Table 5 Summary of synthetic data generation methods and tools for videos. 1 Numbers in criteria correspond to Sect. 4.22MoCap: Motion capture. 3 Maya: Autodesk Maya. 4 Pre-programmed motions within the SIMS game

The challenge, as discussed by Andrew Ng, is to create data that a) have data points that are indistinguishable from real-life data, b) have noticeable variations from each generated data point and c) has similar context points to the target environment, for example, camera angles in indoor environments for ADL [9].

A variety of methods that have been explored for generating synthetic data - ranging from generative adversarial networks (GANs) to composite methods, games and synthetic data platforms [19, 49, 50]. We approach the analysis in the field of synthetic ADL from the perspective of existing datasets and their data generation methods.

Eldersim is a synthetic data generator for SynADL, [20] and a large-scale synthetic dataset of elderly individuals’ activities that target real-life usage in elderly applications.
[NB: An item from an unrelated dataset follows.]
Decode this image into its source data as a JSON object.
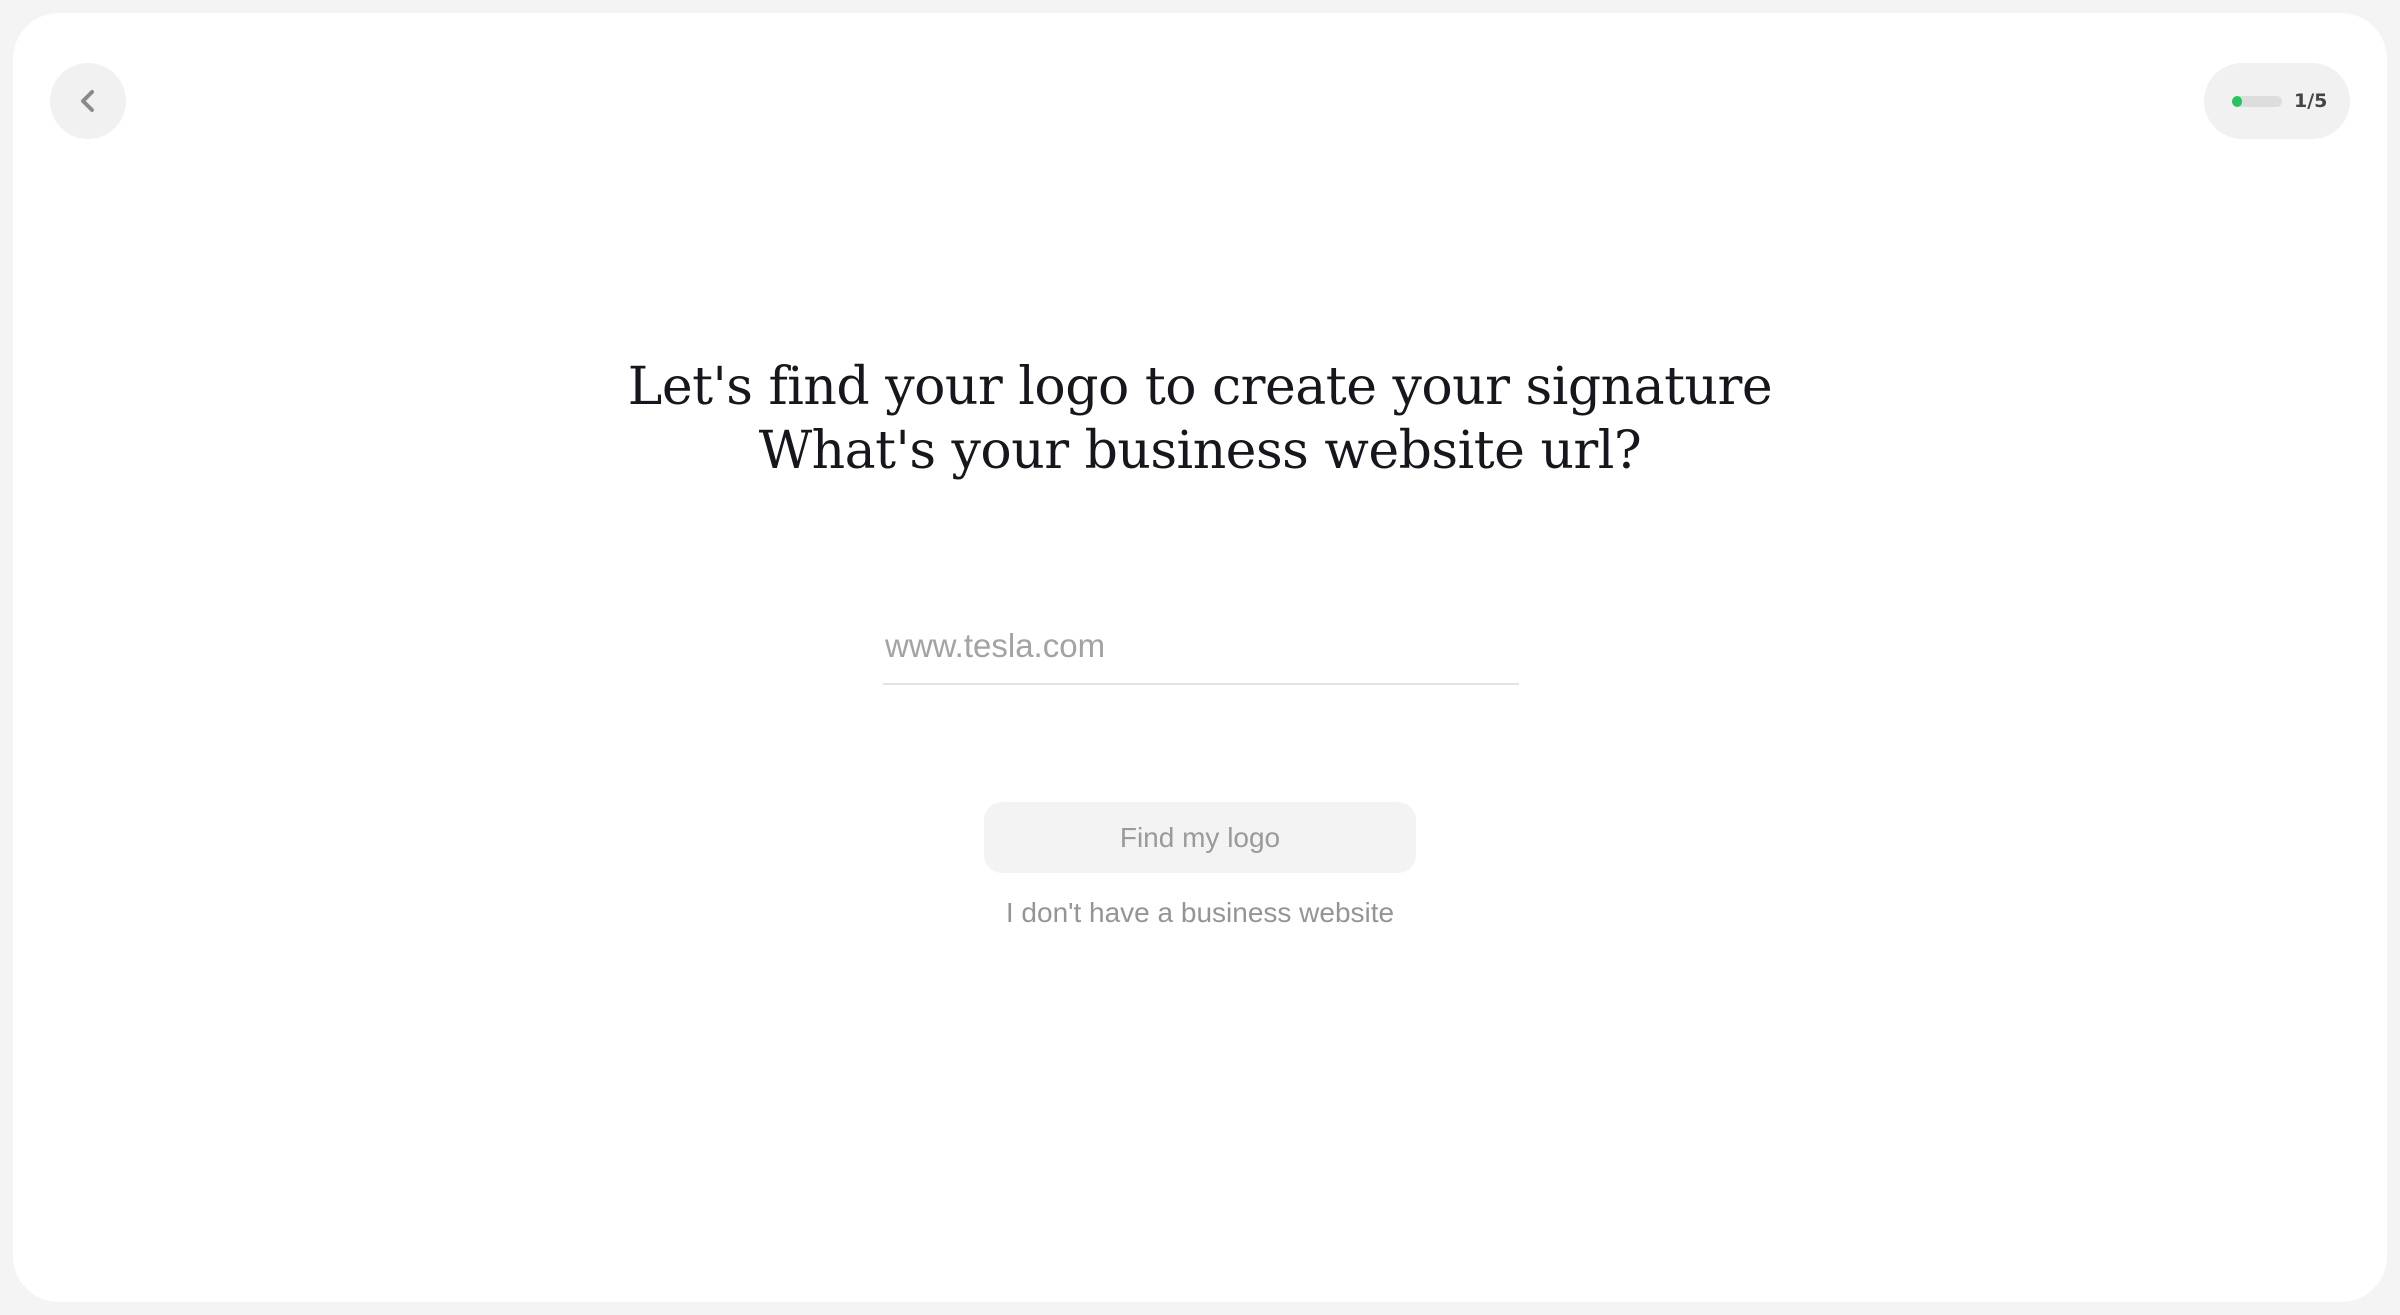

SynADL provides 462,000 RGB videos. In addition, SynADL also provides 2D and 3D skeleton data that contain 55 action classes. The researchers incorporated 28 camera viewpoints, with 15 synthetic elderly humans, five variations in lighting conditions with four backgrounds. The SynADL team here used a real-time photorealistic rendering platform Unreal Engine 4 (UE4) and a 3D computer animation and modeling software called Autodesk Maya (Maya). Using the two software programs, the environment of the elderly living spaces are constructed. Next, the appearances and the movements of the synthetic humans are rigged as per the MoCap data that were obtained from live recordings of real people [20]. When the dataset produced is large, the process of generating these data requires multiple steps and combining the use of multiple software and hardware to create the dataset.
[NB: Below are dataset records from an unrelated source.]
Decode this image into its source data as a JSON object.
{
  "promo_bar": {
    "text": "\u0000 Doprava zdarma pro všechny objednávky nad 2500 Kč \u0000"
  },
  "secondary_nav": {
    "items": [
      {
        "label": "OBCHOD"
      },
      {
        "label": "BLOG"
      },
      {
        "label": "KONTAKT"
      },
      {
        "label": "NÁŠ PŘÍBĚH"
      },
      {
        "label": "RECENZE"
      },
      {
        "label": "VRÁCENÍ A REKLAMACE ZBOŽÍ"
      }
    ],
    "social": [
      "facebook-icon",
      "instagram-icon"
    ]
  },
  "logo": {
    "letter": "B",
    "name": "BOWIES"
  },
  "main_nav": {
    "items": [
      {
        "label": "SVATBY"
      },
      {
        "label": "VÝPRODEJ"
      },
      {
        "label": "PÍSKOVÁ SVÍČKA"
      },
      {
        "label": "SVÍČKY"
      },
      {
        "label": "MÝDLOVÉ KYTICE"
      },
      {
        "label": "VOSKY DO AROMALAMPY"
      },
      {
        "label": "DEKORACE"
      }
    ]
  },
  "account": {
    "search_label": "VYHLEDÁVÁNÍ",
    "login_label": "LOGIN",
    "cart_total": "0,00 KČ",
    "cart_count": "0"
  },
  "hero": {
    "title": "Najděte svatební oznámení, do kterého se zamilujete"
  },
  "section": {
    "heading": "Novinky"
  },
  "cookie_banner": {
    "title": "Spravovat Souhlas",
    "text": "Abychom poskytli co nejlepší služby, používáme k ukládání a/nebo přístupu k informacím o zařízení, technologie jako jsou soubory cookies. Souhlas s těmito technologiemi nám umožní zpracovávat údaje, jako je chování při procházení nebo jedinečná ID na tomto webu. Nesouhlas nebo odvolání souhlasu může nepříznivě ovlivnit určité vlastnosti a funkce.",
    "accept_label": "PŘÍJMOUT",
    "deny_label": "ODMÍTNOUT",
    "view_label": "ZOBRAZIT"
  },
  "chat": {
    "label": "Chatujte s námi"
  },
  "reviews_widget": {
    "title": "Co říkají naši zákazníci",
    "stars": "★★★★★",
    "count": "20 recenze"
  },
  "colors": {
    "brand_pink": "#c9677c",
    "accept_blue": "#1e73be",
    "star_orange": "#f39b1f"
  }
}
SURREAL [18] (Synthetic hUmans foR REAL tasks) is another large-scale dataset with images of humans that are synthetically generated but realistically rendered from 3D sequences of human motion capture data. This dataset consists approximately 6 million frames together with ground truth poses, depth maps, and segmentation masks. The 6 million frames are photo-realistic renderings of people under large variations in shape, texture, view-point and pose. To create the dataset, a few steps were involved, starting with 3D sequences of MoCap data. The images are rendered from these data. To ensure realism, the synthetic bodies are created using the skinned multi-person linear model (SMPL) [51], whose parameters are determined by the MoSh method given the raw 3D MoCap marker data [52]. In total, the dataset consists of 67,582 video sequences. To ensure that the dataset has diverse and variable data, a human body with a random 3D pose, shape and texture is rendered from a random viewpoint for some random lights and background settings. The SURREAL team determined these factors to be important for randomizing when generating synthetic data. Each of these factors is associated with its own set of pre and post processing steps, which are further described in Ref. [18]. Further analysis of the mechanism behind the randomization of a single factor such as “human texture” requires the researchers to extract the SMPL texture using CAESAR scans, and combine it with another set of extractions performed simultaneously. This second set of extractions involves the use of 4Cap and obtains 3D scans of normal clothes to account for the low quality of scans during the first extraction. To implement privacy-awareness measures, the faces of the real people from the MoCap are replaced with a generic CAESAR face. From these details, we can deduce that replicating this process of synthetic data generation might be challenging for researchers who do not have access to such extensive resources.

Synthetic actors and real actions (SARA Motion) [17] is a synthetic skeletal dataset focused on creating data for training a model to produce motion embedding suitable for reasoning about motion similarity. This motion is included here because the motions included here are a form of ADL and the method could be used in the field of ADR. The researchers of this dataset had to perform some pre-processing of the data, and in their paper, they explained that to account for a real-world environment, they adjusted the scale of the human character with respect to the distance from a camera. The video’s skeleton size undergoes modification through scaling, randomly sampled between 0.5 and 1.5. Following this scaling adjustment, a reference joint for each body part is chosen, and all joint coordinates shift from absolute to relative positions. The SARA dataset includes four action categories (Combat, Adventure, Sport, and Dance) comprising a variation in the motions captured. Each motion lasts approximately 32 frames, with 4428 basic motions (e.g., dancing, jumping) in the SARA dataset [17]. The tool that was used, Mixamo, “allows the users to control various characteristics of each motion (e.g., energy) that can be adjusted to create different motion characteristics” [17]. With the variations executed on each basic motion, the total number of videos in this dataset is 103,413.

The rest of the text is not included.